ECLI:NL:HR:2018:1702

Hoge Raad

Datum uitspraak
21 september 2018
Publicatiedatum
20 september 2018
Zaaknummer
18/01032
Instantie
Hoge Raad
Type
Uitspraak
Rechtsgebied
Bestuursrecht; Belastingrecht
Procedures
  • Cassatie
Vindplaatsen
  • Rechtspraak.nl
AI samenvatting door LexboostAutomatisch gegenereerd

Cassatieberoep tegen navorderingsaanslagen inkomstenbelasting en heffingsrente

In deze zaak heeft de Hoge Raad op 21 september 2018 uitspraak gedaan in een cassatieberoep van belanghebbende tegen de uitspraak van het Gerechtshof Arnhem-Leeuwarden. Het beroep in cassatie was gericht tegen de uitspraak van het Hof van 23 januari 2018, waarin het hoger beroep van belanghebbende tegen eerdere uitspraken van de Rechtbank Gelderland werd behandeld. De Rechtbank had in deze eerdere uitspraken navorderingsaanslagen in de inkomstenbelasting en premie volksverzekeringen opgelegd aan belanghebbende over de jaren 2009 tot en met 2013, evenals beschikkingen inzake heffingsrente en belastingrente.

Belanghebbende heeft in cassatie verschillende klachten ingediend tegen de uitspraak van het Hof. De Staatssecretaris van Financiën heeft hierop een verweerschrift ingediend, waarna belanghebbende een conclusie van repliek heeft ingediend. De Hoge Raad heeft de klachten van belanghebbende beoordeeld en geconcludeerd dat deze niet tot cassatie konden leiden. De Hoge Raad oordeelde dat de klachten geen nadere motivering behoefden, omdat zij niet nopen tot beantwoording van rechtsvragen die van belang zijn voor de rechtseenheid of de rechtsontwikkeling.

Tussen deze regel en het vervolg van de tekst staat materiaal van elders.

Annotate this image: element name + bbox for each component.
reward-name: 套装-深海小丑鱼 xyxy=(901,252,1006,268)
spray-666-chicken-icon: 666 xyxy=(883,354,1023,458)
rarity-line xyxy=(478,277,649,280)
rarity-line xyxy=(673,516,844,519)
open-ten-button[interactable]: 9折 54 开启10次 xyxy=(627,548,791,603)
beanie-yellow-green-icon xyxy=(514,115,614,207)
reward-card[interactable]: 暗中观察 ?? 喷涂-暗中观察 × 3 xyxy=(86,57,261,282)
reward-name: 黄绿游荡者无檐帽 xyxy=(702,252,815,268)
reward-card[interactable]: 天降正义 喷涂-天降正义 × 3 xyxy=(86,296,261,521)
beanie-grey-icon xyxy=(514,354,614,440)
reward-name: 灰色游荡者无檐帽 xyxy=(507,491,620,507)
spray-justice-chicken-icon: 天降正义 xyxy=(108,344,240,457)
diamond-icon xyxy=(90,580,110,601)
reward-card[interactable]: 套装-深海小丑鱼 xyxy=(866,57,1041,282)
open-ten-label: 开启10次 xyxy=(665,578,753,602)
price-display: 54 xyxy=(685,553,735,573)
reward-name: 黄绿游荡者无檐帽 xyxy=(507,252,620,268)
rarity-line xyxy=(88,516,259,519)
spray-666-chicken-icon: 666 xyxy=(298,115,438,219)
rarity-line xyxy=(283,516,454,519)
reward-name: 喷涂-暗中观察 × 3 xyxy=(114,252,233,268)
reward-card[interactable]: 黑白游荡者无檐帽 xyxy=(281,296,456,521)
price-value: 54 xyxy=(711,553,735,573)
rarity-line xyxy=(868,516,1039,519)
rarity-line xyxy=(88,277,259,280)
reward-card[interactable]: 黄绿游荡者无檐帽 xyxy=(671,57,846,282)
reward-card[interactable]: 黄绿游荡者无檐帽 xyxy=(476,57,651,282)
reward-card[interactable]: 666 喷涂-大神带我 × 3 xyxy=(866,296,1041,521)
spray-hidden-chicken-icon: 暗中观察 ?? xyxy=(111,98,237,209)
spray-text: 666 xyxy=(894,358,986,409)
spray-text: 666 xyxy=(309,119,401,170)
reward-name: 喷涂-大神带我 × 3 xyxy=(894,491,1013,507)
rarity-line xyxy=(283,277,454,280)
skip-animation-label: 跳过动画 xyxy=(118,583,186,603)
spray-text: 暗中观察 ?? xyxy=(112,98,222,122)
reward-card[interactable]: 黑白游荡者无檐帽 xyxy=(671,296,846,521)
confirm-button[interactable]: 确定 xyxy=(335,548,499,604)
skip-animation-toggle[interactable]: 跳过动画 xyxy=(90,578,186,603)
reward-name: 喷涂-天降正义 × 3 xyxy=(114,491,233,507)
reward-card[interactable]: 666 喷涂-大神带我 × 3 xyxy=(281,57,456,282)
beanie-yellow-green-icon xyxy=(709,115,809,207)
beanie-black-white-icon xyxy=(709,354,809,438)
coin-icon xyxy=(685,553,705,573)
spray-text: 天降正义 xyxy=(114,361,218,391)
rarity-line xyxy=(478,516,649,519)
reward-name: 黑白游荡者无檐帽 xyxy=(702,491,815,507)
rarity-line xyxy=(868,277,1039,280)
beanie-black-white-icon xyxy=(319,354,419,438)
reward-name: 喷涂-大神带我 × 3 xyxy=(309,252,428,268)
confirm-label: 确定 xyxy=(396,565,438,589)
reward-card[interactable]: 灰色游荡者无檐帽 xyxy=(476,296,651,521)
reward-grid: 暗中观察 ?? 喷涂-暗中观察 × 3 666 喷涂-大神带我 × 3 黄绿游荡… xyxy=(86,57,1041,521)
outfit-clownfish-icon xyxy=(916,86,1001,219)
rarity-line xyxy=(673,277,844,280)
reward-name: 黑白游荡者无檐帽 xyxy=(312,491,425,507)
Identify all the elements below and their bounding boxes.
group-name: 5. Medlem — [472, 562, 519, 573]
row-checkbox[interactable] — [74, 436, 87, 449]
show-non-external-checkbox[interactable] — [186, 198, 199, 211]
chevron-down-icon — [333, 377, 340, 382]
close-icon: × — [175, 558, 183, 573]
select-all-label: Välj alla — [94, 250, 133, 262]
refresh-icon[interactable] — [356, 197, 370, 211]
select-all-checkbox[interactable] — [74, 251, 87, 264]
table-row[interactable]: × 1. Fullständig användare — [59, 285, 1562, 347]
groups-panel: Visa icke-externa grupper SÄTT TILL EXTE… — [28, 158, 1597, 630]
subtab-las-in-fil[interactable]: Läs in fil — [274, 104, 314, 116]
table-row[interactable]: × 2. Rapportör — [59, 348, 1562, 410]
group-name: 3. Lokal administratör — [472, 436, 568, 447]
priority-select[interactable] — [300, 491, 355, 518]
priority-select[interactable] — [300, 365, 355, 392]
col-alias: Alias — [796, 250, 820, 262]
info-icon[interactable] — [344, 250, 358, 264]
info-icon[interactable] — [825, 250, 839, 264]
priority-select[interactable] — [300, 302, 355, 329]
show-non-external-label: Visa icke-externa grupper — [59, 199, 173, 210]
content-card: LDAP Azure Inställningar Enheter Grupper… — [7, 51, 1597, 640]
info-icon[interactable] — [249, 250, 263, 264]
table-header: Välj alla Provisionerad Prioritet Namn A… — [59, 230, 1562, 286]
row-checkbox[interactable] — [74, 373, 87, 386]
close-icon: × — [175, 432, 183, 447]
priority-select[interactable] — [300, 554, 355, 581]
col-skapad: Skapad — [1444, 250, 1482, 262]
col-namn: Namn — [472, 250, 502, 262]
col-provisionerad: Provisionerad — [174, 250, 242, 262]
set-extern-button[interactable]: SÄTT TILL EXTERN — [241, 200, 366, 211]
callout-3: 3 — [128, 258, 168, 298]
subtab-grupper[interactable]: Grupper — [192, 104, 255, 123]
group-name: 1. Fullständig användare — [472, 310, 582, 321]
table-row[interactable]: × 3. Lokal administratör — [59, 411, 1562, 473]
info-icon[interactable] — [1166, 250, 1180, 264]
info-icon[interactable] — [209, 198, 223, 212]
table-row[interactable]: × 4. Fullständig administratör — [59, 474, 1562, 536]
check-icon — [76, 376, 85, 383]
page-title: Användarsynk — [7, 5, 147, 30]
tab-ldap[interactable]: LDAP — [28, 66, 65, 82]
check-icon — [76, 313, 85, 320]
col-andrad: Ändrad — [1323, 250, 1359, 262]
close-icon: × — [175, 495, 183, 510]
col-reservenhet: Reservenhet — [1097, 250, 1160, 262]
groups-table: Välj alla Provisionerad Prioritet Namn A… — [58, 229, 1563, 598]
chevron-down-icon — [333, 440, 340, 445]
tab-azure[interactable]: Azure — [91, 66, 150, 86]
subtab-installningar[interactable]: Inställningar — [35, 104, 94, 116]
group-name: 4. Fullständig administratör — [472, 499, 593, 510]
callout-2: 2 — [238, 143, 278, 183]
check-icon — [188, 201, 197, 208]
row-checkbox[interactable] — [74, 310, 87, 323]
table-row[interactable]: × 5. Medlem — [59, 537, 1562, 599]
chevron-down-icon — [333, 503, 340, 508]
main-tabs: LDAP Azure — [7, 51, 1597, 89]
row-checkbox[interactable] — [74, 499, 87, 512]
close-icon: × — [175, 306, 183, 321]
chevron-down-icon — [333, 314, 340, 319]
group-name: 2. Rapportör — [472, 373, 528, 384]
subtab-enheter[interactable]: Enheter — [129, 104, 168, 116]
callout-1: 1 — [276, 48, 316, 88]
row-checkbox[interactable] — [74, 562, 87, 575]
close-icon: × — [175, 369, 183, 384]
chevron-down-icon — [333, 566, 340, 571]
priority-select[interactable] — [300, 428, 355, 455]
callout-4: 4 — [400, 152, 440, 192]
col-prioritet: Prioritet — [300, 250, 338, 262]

Daarnaast heeft de Hoge Raad geen termen aanwezig geacht voor een veroordeling in de proceskosten. Uiteindelijk heeft de Hoge Raad het beroep in cassatie ongegrond verklaard, waarmee de uitspraak van het Gerechtshof in stand blijft.

Uitspraak

21 september 2018
Nr. 18/01032
Arrest
gewezen op het beroep in cassatie van
[X]te
[Z](hierna: belanghebbende) tegen de uitspraak van het
Gerechtshof Arnhem-Leeuwardenvan 23 januari 2018, nrs. 16/01021 tot en met 16/01025, op het hoger beroep van belanghebbende tegen een uitspraak van de Rechtbank Gelderland (nrs. AWB 15/2376 tot en met 15/2380) betreffende de aan belanghebbende over de jaren 2009 tot en met 2013 opgelegde navorderingsaanslagen in de inkomstenbelasting/premie volksverzekeringen en de daarbij gegeven beschikkingen inzake heffingsrente en belastingrente.

1.Geding in cassatie

Belanghebbende heeft tegen ’s Hofs uitspraak beroep in cassatie ingesteld en daarbij een aantal klachten aangevoerd.
De Staatssecretaris van Financiën heeft een verweerschrift ingediend.
Belanghebbende heeft een conclusie van repliek ingediend.

2.Beoordeling van de klachten

De klachten kunnen niet tot cassatie leiden. Dit behoeft, gezien artikel 81, lid 1, van de Wet op de rechterlijke organisatie, geen nadere motivering, nu de klachten niet nopen tot beantwoording van rechtsvragen in het belang van de rechtseenheid of de rechtsontwikkeling.

3.Proceskosten

De Hoge Raad acht geen termen aanwezig voor een veroordeling in de proceskosten.

4.Beslissing

De Hoge Raad verklaart het beroep in cassatie ongegrond.
Dit arrest is gewezen door de raadsheer M.A. Fierstra als voorzitter, en de raadsheren A.F.M.Q. Beukers-van Dooren en P.A.G.M. Cools, in tegenwoordigheid van de waarnemend griffier F. Treuren, en in het openbaar uitgesproken op 21 september 2018.